With the 2019 TaylorMade M5 and M6 drivers, it looks like this will be another year that the company sits right near the top of that mountain, with its most aggressive push in regards to tech advancement since the SLDR in 2013.

taylormade-speed-injected-twist-face-technology

Speed Injected Twist Face technology

Marketed as “taking speed to the limit,” TaylorMade’s next generation of the M family of drivers, the M5 and M6, feature a Speed Injected Twist Face, building on the Twist Face technology the company debuted with the M3 and M4 drivers last year. The M5 and M6 club faces are designed to initially exceed the USGA’s COR limit.

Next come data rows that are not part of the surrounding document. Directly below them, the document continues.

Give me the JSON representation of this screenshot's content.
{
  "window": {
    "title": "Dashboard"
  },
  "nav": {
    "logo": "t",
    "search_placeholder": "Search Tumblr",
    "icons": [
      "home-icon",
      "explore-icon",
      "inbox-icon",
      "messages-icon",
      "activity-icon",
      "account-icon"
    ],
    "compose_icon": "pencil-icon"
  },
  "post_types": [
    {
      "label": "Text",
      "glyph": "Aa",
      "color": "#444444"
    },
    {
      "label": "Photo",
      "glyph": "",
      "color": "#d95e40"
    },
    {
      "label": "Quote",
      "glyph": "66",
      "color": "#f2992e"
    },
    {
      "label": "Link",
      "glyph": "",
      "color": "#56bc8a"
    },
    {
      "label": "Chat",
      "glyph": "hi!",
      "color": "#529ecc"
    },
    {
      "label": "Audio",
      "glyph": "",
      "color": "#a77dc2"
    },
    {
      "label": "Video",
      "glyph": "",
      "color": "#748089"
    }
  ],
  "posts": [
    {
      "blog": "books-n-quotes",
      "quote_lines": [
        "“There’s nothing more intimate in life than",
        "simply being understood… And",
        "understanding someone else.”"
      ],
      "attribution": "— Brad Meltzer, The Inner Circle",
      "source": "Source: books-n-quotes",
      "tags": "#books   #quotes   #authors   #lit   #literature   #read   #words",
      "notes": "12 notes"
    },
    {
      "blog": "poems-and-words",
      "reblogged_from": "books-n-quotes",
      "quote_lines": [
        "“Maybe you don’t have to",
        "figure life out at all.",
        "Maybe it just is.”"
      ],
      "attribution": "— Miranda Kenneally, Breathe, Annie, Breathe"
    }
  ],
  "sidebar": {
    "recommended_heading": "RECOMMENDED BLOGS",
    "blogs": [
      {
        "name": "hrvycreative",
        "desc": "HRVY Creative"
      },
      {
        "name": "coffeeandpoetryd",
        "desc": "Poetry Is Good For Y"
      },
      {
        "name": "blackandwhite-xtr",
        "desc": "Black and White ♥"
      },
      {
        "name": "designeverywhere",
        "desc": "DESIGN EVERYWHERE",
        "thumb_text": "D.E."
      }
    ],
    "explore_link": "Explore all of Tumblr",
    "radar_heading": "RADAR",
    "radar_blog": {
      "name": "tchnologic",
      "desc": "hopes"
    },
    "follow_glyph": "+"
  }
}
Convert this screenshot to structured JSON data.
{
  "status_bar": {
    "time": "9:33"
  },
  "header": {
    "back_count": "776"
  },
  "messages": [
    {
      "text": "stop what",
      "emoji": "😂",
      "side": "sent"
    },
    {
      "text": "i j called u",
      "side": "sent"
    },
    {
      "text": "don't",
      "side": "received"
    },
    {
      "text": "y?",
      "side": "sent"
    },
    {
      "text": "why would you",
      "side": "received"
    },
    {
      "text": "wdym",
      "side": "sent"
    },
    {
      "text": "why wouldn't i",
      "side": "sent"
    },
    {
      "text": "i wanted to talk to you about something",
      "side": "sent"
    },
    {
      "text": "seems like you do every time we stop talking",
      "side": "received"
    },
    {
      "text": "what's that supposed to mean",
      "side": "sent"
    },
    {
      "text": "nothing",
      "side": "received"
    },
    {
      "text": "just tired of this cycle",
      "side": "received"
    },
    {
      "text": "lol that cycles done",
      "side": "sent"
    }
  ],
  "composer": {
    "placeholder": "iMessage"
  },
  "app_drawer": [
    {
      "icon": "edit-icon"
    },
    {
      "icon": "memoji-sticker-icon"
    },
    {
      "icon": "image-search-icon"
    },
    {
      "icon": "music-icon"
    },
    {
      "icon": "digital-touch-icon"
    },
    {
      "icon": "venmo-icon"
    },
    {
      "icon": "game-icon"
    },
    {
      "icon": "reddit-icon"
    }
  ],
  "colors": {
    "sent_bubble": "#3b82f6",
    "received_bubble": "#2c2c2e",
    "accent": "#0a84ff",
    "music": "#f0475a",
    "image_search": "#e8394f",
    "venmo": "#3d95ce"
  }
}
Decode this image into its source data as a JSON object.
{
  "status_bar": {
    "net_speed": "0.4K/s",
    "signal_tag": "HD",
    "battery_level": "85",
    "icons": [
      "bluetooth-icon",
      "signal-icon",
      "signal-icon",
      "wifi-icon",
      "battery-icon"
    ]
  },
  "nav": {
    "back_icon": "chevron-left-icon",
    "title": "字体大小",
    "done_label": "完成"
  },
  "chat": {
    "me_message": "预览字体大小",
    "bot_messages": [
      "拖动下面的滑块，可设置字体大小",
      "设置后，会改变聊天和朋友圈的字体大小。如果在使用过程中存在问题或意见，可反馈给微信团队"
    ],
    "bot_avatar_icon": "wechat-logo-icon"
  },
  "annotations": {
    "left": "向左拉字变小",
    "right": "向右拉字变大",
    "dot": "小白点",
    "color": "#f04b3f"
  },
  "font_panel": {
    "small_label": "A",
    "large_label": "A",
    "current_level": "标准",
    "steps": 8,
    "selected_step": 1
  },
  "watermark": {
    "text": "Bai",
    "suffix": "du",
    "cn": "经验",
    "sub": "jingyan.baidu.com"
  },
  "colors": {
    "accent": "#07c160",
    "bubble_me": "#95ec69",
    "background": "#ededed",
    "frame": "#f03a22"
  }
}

In simple terms, speed injected face technology is where they take all of the heads they produce, push them all past the USGA limit in regards to COR and work backwards to ensure they fall within the parameters — the algorithm-driven process of resin injection into the clubs via the two ports on the face brings the figure just inside the acceptable range.

“It was an engineering challenge to be sure and 4 years in the making but we knew if we could nail the injection technology, we would really have something special.”-TM Metalwoods Director, Tomo Bystedt

The Carlsbad-based company boosts ball speed in the M5 and M6 drivers through the interplay between a reengineered, more-flexible Hammerhead 2.0 slot, an ultra-thin titanium face with redesigned Inverted Cone Technology (ICT), internal support foam with variable amounts of injected resin, and, last but not least, a proprietary algorithm to tune each head.

TaylorMade M5

The popular T-Track TaylorMade debuted with M1 driver (which evolved into the Y-Track) further advances with this year’s offering. M5 and M5 Tour drivers feature an Inverted T-Track that allows for 1,770 unique CG configurations via the two 10-gram weights, as well as a range of MOI options. Golfers are afforded up to one degree of launch angle and 600 rpm of spin change adjustability, in addition to 25 yards of left-to-right adjustability. As with previous M Series drivers, the 2-degree loft sleeve allows for the adjustment of the loft, lie angle and face angle of the driver.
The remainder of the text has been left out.